Abraham Lincoln once said, “It’s better to remain silent and be thought a fool, then to speak and remove all doubt.”
Apparently nobody ever told that to Mike Puma of the New York Post. Not only has Puma gotten himself in trouble this year for an unprofessional and unfunny joke about Mets starting pitcher Bartolo Colon’s weight, but after the Mets’ 3-1 loss to the Atlanta Braves Wednesday night, he unleashed this golden nugget on Twitter, spurred on by comments made earlier by Sandy Alderson to Jon Heyman:
Mets are three outs away from falling a season’s worst 11 games under .500 … But at least their runs differential doesn’t stink.
— Mike Puma (@NYPost_Mets) July 3, 2014
I am in no way suggesting that Puma was the only Met beat writer to make a joke about that comment, because he wasn’t, but let’s really examine the level of ignorance contained in that tweet.
The Mets’ record now stands at 37-48, but their run differential is not too shabby. They have scored 328 runs, and allowed 334. That works out to a Pythagorean record of 42-43, just one game below the .500 mark, rather than 11.
There is a very strong correlation between run differential and win-loss record (see the chart to the side), but as anyone who has taken an intro-level statistics class could tell you, there are sometimes aberrations – outliers, if you will – in the data that sometimes break from the prevailing trend.
A situation like that is the exception, not a reason to discard legitimate statistical findings.One of the best examples of a team breaking the trend was the 2007 Arizona Diamondbacks. That team went 90-72, winning the NL West despite a run differential of -20, and a 79-83 Pythagorean record.
So for Puma, or whoever wants to dangle run differential out there to take cheap shots at sabermetrics, I genuinely feel sad for you.
Somehow, you’ve managed to completely miss the boat on what sabermetrics – and being a fan of baseball – is all about.
“Sabermetrics don’t have anything to do with statistics,” said Bill James in an email interview for this piece from December. “Sabermetrics is the search for objective knowledge about baseball.”
Statistics assist in that search for more objective knowledge about baseball.
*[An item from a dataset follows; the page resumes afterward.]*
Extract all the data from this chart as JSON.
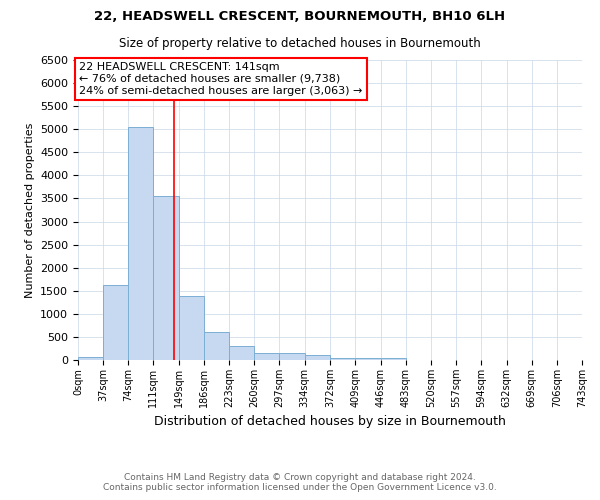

They help us know the exact run expectancy value of a runner on first and no outs, versus a runner on second and one out, so that we can guide strategy, knowing that the sacrifice bunt – in almost all situations – is a negative play.
We can look at a player like Mike Trout and put a number on his overall dominance of the game – and compare him easily to other players both in the game today and in history.
And yes, we can look at the underlying numbers of a team, and say that they are perhaps getting a bit unlucky, and are due to start playing well as the statistics regress to the mean, and the “luck factor” wears off as the sample gets larger.
Then again, that might not happen, because that’s the game of baseball. That’s part of the beauty of the game. The process can be 100 percent correct, but you can have bad results, and vice versa.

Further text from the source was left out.